Certains esprits chicaniers s’inquiètent.

Lawffice ne serait «qu’une société anonyme » qui certes est dominée par des avocats et garantit contractuellement le respect du secret professionnel mais la société n’a aucune obligation légale contraignante de le faire. Il resterait ainsi le risque d’un non-respect de l’obligation du secret professionnel des avocats utilisant les services de la plateforme.

Ils sont obsédés par la violation possible du secret, s’agissant d’un possible piratage des serveurs, de l’adresse mail @lawffice, ou encore des données confidentielles (listes des clients et parties adverses) remises à « une simple société anonyme », même si seuls les informaticiens de Lawffice pourraient craquer les codes de sécurité et de confidentialité.

Sous couvert de respect des obligations éthiques, déontologiques et légales, ils cherchent en réalité à empêcher ou à freiner une évolution inéluctable1, à limiter la liberté économique garantie par la constitution et à maintenir des rentes de situation.

On observera à titre préalable que des plateformes pour avocats indépendants fonctionnent sans difficulté dans divers pays développés, en particulier aux Etats-Unis, en France et en Belgique, alors même que les principes fondamentaux de la profession d’avocat sont les mêmes ; notamment pour ce qui concerne le secret professionnel. Il n’y a aucune raison fondamentale que ce qui est pratiqué ailleurs ne puisse pas se pratiquer en Suisse ou à Genève.

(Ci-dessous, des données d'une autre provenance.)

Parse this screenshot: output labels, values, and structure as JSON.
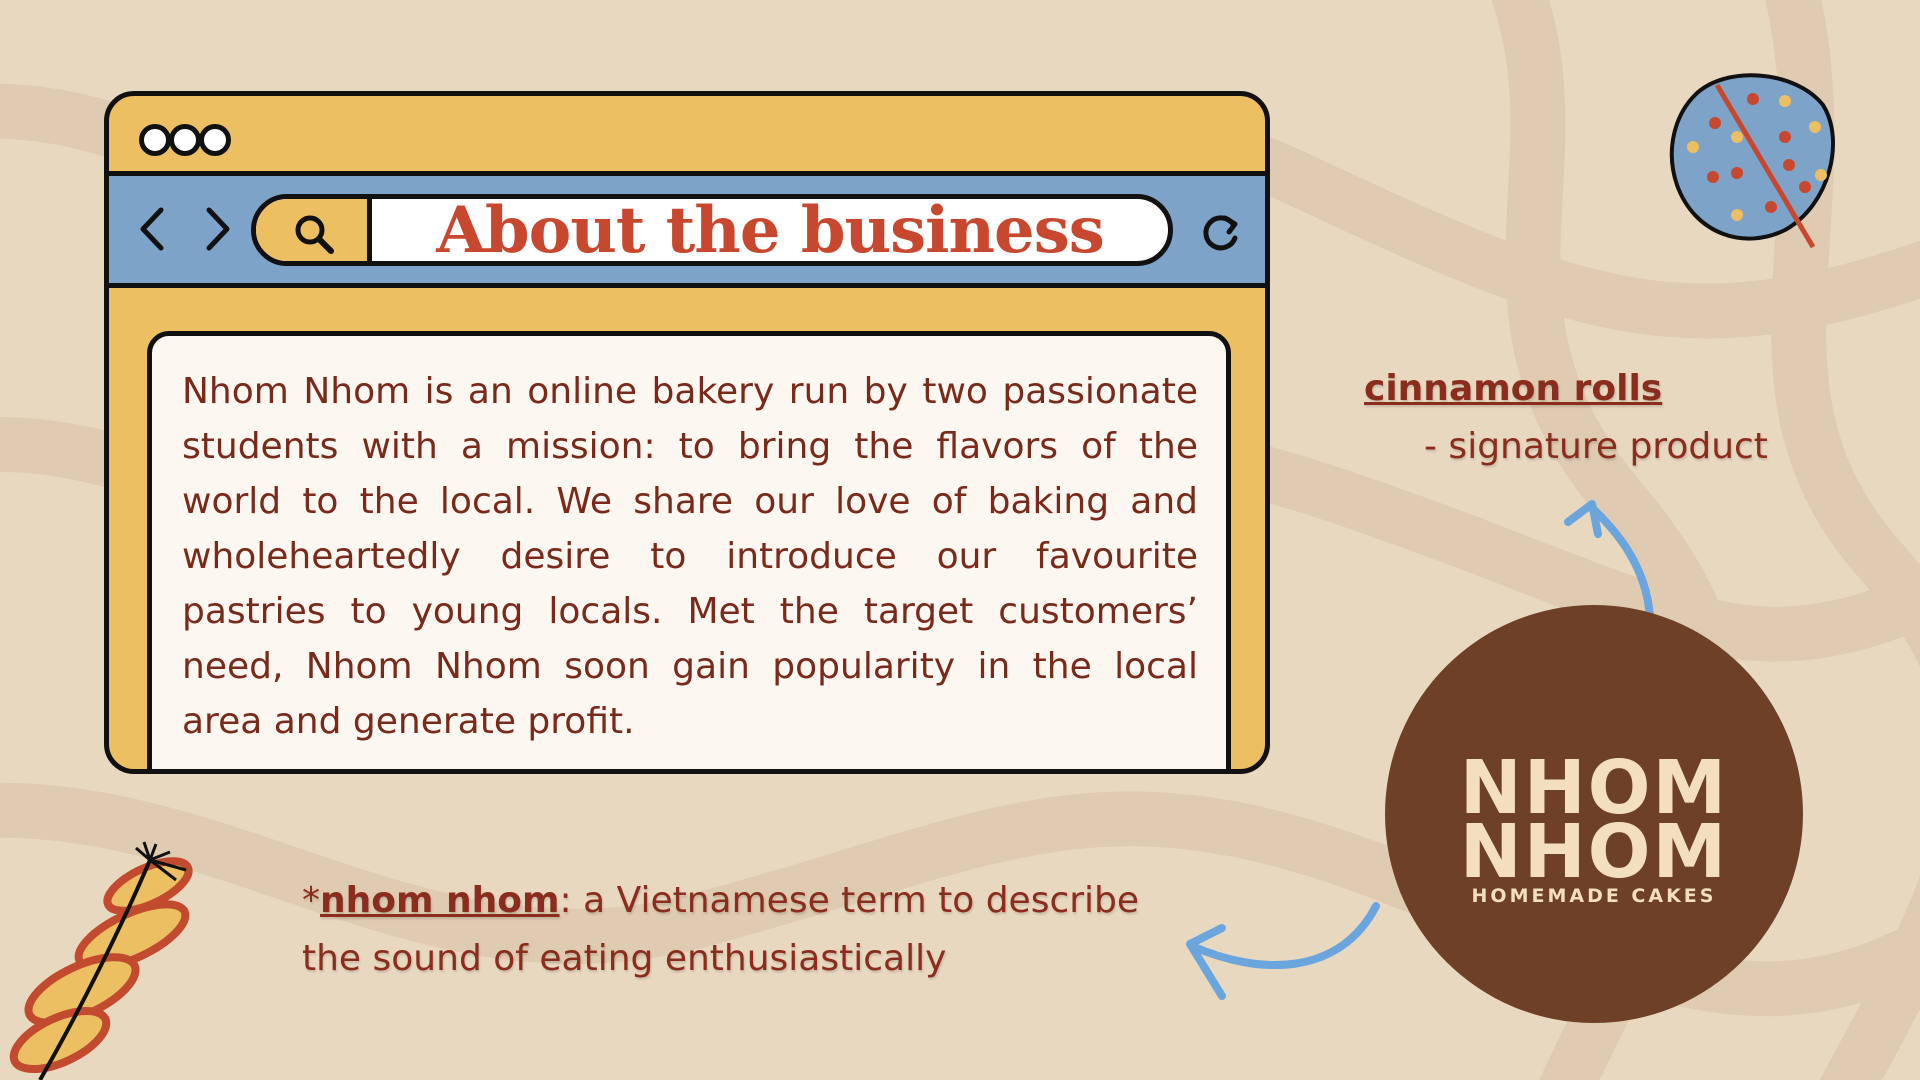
{
  "window": {
    "url_title": "About the business",
    "body": "Nhom Nhom is an online bakery run by two passionate students with a mission: to bring the flavors of the world to the local. We share our love of baking and wholeheartedly desire to introduce our favourite pastries to young locals. Met the target customers’ need, Nhom Nhom soon gain popularity in the local area and generate profit."
  },
  "note": {
    "title": "cinnamon rolls",
    "subtitle": "- signature product"
  },
  "footnote": {
    "prefix": "*",
    "term": "nhom nhom",
    "definition": ": a Vietnamese term to describe the sound of eating enthusiastically"
  },
  "logo": {
    "line1": "NHOM",
    "line2": "NHOM",
    "tagline": "HOMEMADE CAKES"
  },
  "colors": {
    "background": "#e9d8c0",
    "window_yellow": "#ecbf62",
    "nav_blue": "#7ea3c9",
    "title_red": "#c8472f",
    "text_brown": "#7a2a1a",
    "logo_brown": "#6e4027",
    "arrow_blue": "#6aa6dd"
  },
  "icons": [
    "search-icon",
    "back-arrow-icon",
    "forward-arrow-icon",
    "reload-icon"
  ]
}
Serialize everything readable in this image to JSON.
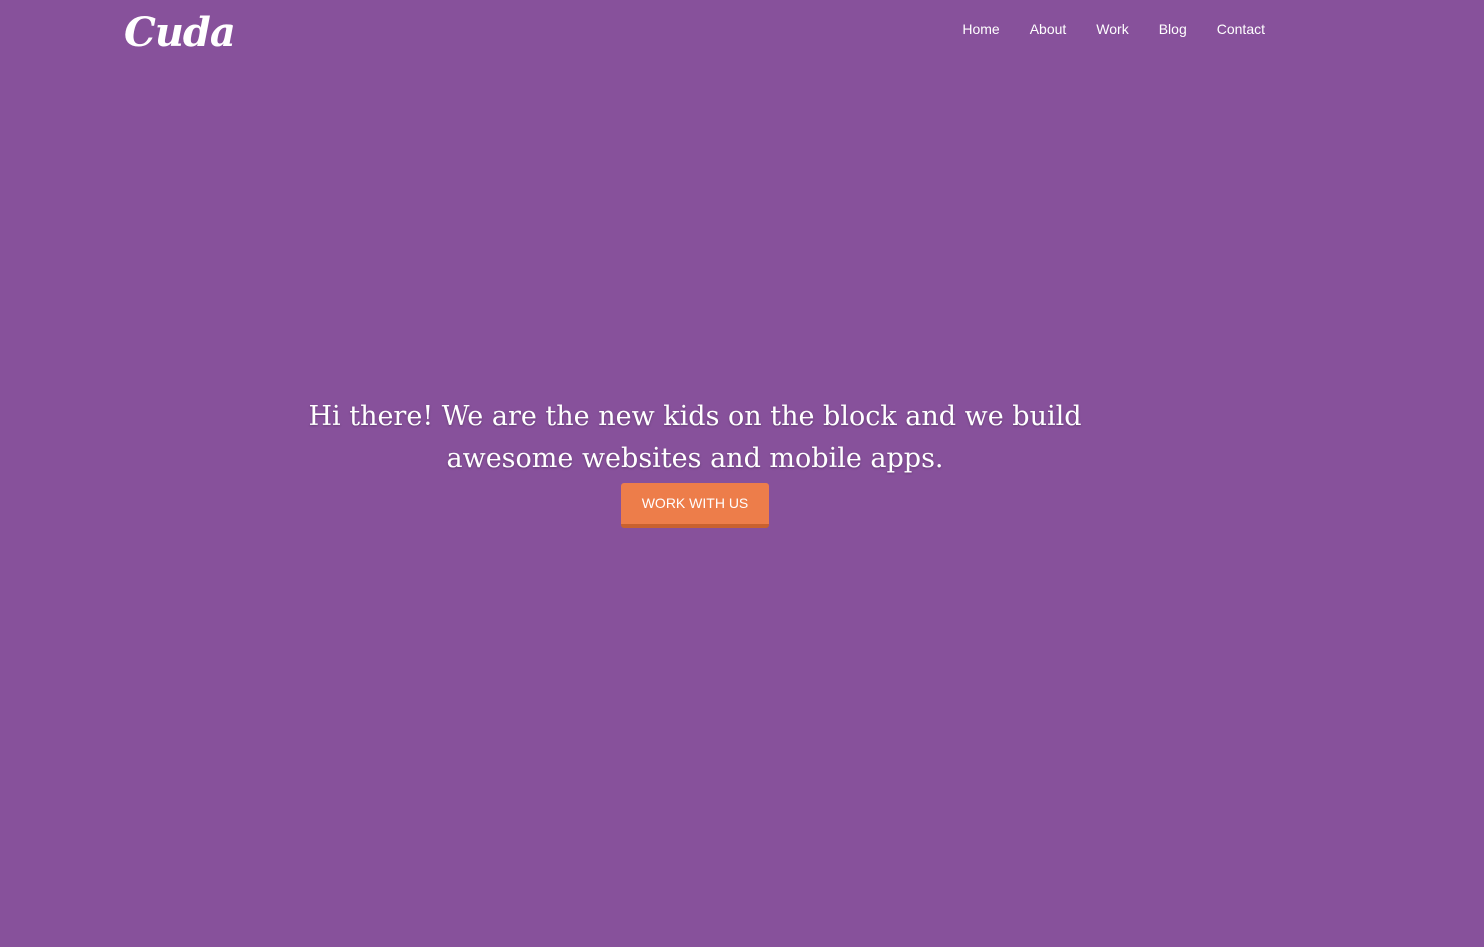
{
  "brand": {
    "name": "Cuda"
  },
  "nav": {
    "items": [
      {
        "label": "Home"
      },
      {
        "label": "About"
      },
      {
        "label": "Work"
      },
      {
        "label": "Blog"
      },
      {
        "label": "Contact"
      }
    ]
  },
  "hero": {
    "headline_line1": "Hi there! We are the new kids on the block and we build",
    "headline_line2": "awesome websites and mobile apps.",
    "cta_label": "WORK WITH US"
  },
  "colors": {
    "background": "#87519b",
    "cta": "#ed7d4a"
  }
}
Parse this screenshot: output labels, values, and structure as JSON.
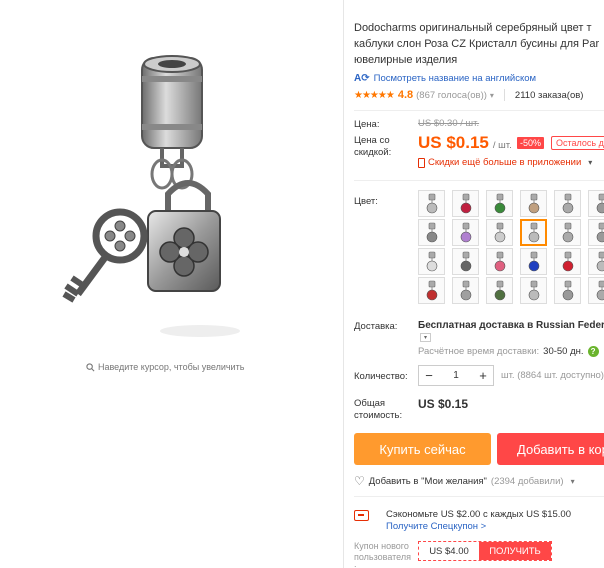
{
  "product": {
    "title_lines": [
      "Dodocharms оригинальный серебряный цвет т",
      "каблуки слон Роза CZ Кристалл бусины для Par",
      "ювелирные изделия"
    ],
    "translate_link": "Посмотреть название на английском",
    "zoom_hint": "Наведите курсор, чтобы увеличить"
  },
  "rating": {
    "stars": "★★★★★",
    "value": "4.8",
    "votes": "(867 голоса(ов))",
    "orders": "2110 заказа(ов)"
  },
  "price": {
    "label": "Цена:",
    "old": "US $0.30 / шт.",
    "discount_label_1": "Цена со",
    "discount_label_2": "скидкой:",
    "new_amount": "US $0.15",
    "unit": "/ шт.",
    "discount_badge": "-50%",
    "remaining_badge": "Осталось д",
    "app_discount": "Скидки ещё больше в приложении"
  },
  "color": {
    "label": "Цвет:",
    "selected_index": 9
  },
  "shipping": {
    "label": "Доставка:",
    "text": "Бесплатная доставка в Russian Federation",
    "est_label": "Расчётное время доставки:",
    "est_days": "30-50 дн."
  },
  "quantity": {
    "label": "Количество:",
    "value": "1",
    "minus": "−",
    "plus": "+",
    "available": "шт. (8864 шт. доступно)"
  },
  "total": {
    "label_1": "Общая",
    "label_2": "стоимость:",
    "value": "US $0.15"
  },
  "actions": {
    "buy_now": "Купить сейчас",
    "add_to_cart": "Добавить в корзину",
    "wishlist": "Добавить в \"Мои желания\"",
    "wishlist_count": "(2394 добавили)"
  },
  "coupon": {
    "savings": "Сэкономьте US $2.00 с каждых US $15.00",
    "get_coupon_link": "Получите Спецкупон >",
    "new_user_label_1": "Купон нового",
    "new_user_label_2": "пользователя",
    "new_user_label_3": ":",
    "amount": "US $4.00",
    "get_button": "ПОЛУЧИТЬ"
  },
  "colors": {
    "accent_orange": "#ff5a00",
    "buy_now_bg": "#ff9a2e",
    "cart_bg": "#ff4747",
    "link_blue": "#2a64c4"
  }
}
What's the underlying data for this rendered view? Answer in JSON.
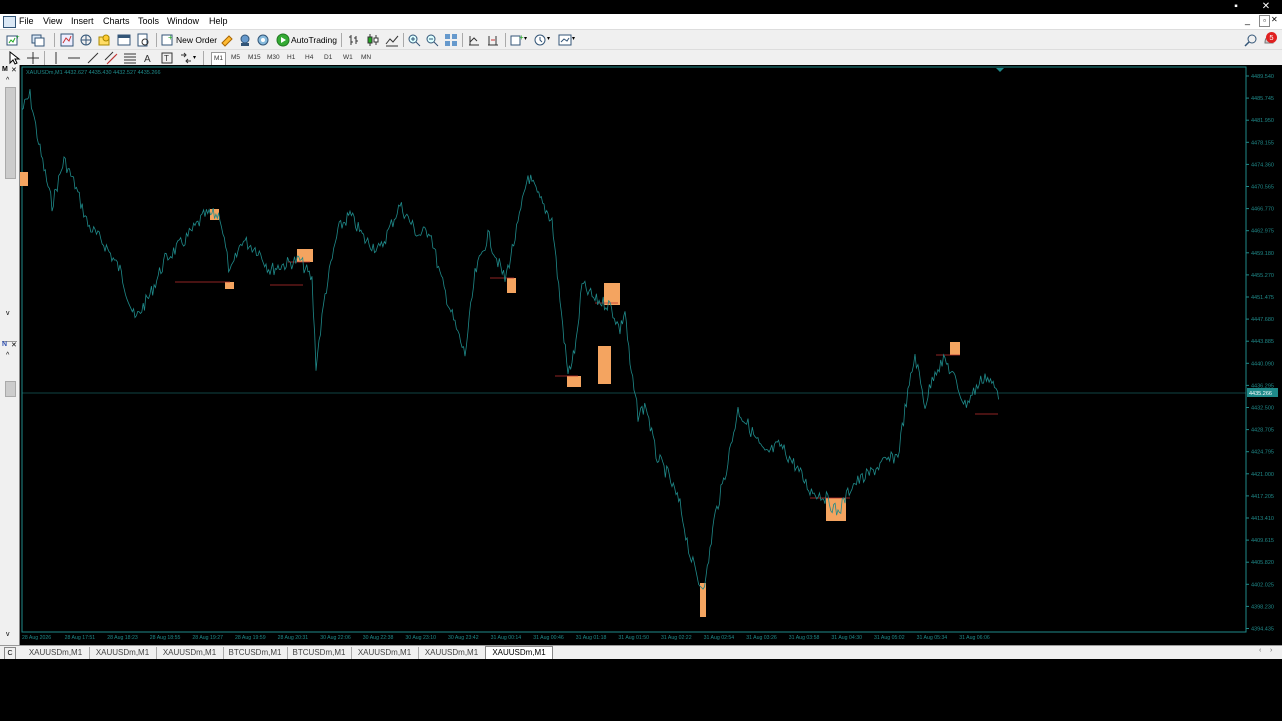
{
  "menu": {
    "items": [
      "File",
      "View",
      "Insert",
      "Charts",
      "Tools",
      "Window",
      "Help"
    ]
  },
  "toolbar": {
    "new_order_label": "New Order",
    "autotrading_label": "AutoTrading",
    "notification_count": "5",
    "timeframes": [
      "M1",
      "M5",
      "M15",
      "M30",
      "H1",
      "H4",
      "D1",
      "W1",
      "MN"
    ]
  },
  "chart": {
    "info_label": "XAUUSDm,M1  4432.627 4435.430 4432.527 4435.266",
    "current_price_label": "4435.266",
    "price_ticks": [
      "4489.540",
      "4485.745",
      "4481.950",
      "4478.155",
      "4474.360",
      "4470.565",
      "4466.770",
      "4462.975",
      "4459.180",
      "4455.270",
      "4451.475",
      "4447.680",
      "4443.885",
      "4440.090",
      "4436.295",
      "4432.500",
      "4428.705",
      "4424.795",
      "4421.000",
      "4417.205",
      "4413.410",
      "4409.615",
      "4405.820",
      "4402.025",
      "4398.230",
      "4394.435"
    ],
    "time_ticks": [
      "28 Aug 2026",
      "28 Aug 17:51",
      "28 Aug 18:23",
      "28 Aug 18:55",
      "28 Aug 19:27",
      "28 Aug 19:59",
      "28 Aug 20:31",
      "30 Aug 22:06",
      "30 Aug 22:38",
      "30 Aug 23:10",
      "30 Aug 23:42",
      "31 Aug 00:14",
      "31 Aug 00:46",
      "31 Aug 01:18",
      "31 Aug 01:50",
      "31 Aug 02:22",
      "31 Aug 02:54",
      "31 Aug 03:26",
      "31 Aug 03:58",
      "31 Aug 04:30",
      "31 Aug 05:02",
      "31 Aug 05:34",
      "31 Aug 06:06"
    ],
    "colors": {
      "background": "#000000",
      "line": "#1f8a8a",
      "axis": "#1f8a8a",
      "box": "#f4a460",
      "level": "#c03030"
    }
  },
  "tabs": [
    "XAUUSDm,M1",
    "XAUUSDm,M1",
    "XAUUSDm,M1",
    "BTCUSDm,M1",
    "BTCUSDm,M1",
    "XAUUSDm,M1",
    "XAUUSDm,M1",
    "XAUUSDm,M1"
  ],
  "active_tab_index": 7
}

Une des plateformes françaises a été mise en place par le Barreau de Paris et est gérée par une société commerciale (http://www.cdaap.fr/).

Les serveurs de Lawffice sont hébergés en Suisse uniquement, auprès de DFI, société certifiée ISO (https://www.dfi.ch/) et le site www.lawffice.ch est hébergé auprès d’une société suisse leader du marché, Infomaniak (https://www.infomaniak.com/). Toutes les précautions sont prises tant par DFI que par Infomaniak ou par Lawffice pour se prémunir au mieux contre le hacking ou le piratage.

A noter que toutes les études d’avocats sérieuses ont un site internet hébergé chez un hébergeur professionnel tiers qui n’est pas soumis au secret de l’avocat mais qui garantit contractuellement la confidentialité et le secret (notamment des messages de la messagerie). Certains avocats pratiquant seuls ont leurs adresses électroniques professionnelles @gmail.com, @worldcom, @hotmail.com etc. Tous ces hébergeurs, dont certains ne sont pas même en Suisse, garantissent la confidentialité sans pour autant en avoir l’obligation légale et cela n’a jamais posé de problème aux autorités de surveillance de la profession d’avocat.

Pourtant, tous ces hébergeurs ont théoriquement la possibilité technique de craquer les codes de sécurité des utilisateurs, aussi compliqués soient-ils, et donc d’avoir accès aux données confidentielles et couvertes par le secret des avocats…

L’écrasante majorité des avocats utilisent le programme Outlook pour gérer leurs rendez-vous. Outlook tourne sous licence d’une société commerciale étrangère, Microsoft, qui garantit la confidentialité mais sans en avoir une obligation légale stricte. Microsoft pourrait néanmoins craquer les codes de confidentialité et prendre le contrôle et ainsi avoir accès à tous les rendez-vous ou e-mails des avocats qui l’utilisent….2

Il en va de même pour ce qui concerne Lawffice : la plateforme garantit contractuellement le respect du secret et de la confidentialité des données sans pour autant en avoir formellement l’obligation légale.

Lawffice est organisée pour se prémunir au mieux de toute attaque informatique et Lawffice ne connait pas les clients ou parties adverses des avocats qui utilisent la plateforme. Seuls les informaticiens peuvent, le cas échéant avoir accès à ces données mais uniquement pour assurer le bon fonctionnement et la maintenance du programme informatique permettant d’éviter le conflit d’intérêt, exactement comme les sociétés commerciales tierces qui hébergent la messagerie des avocats d’Etudes classiques ou de « solo practionners ».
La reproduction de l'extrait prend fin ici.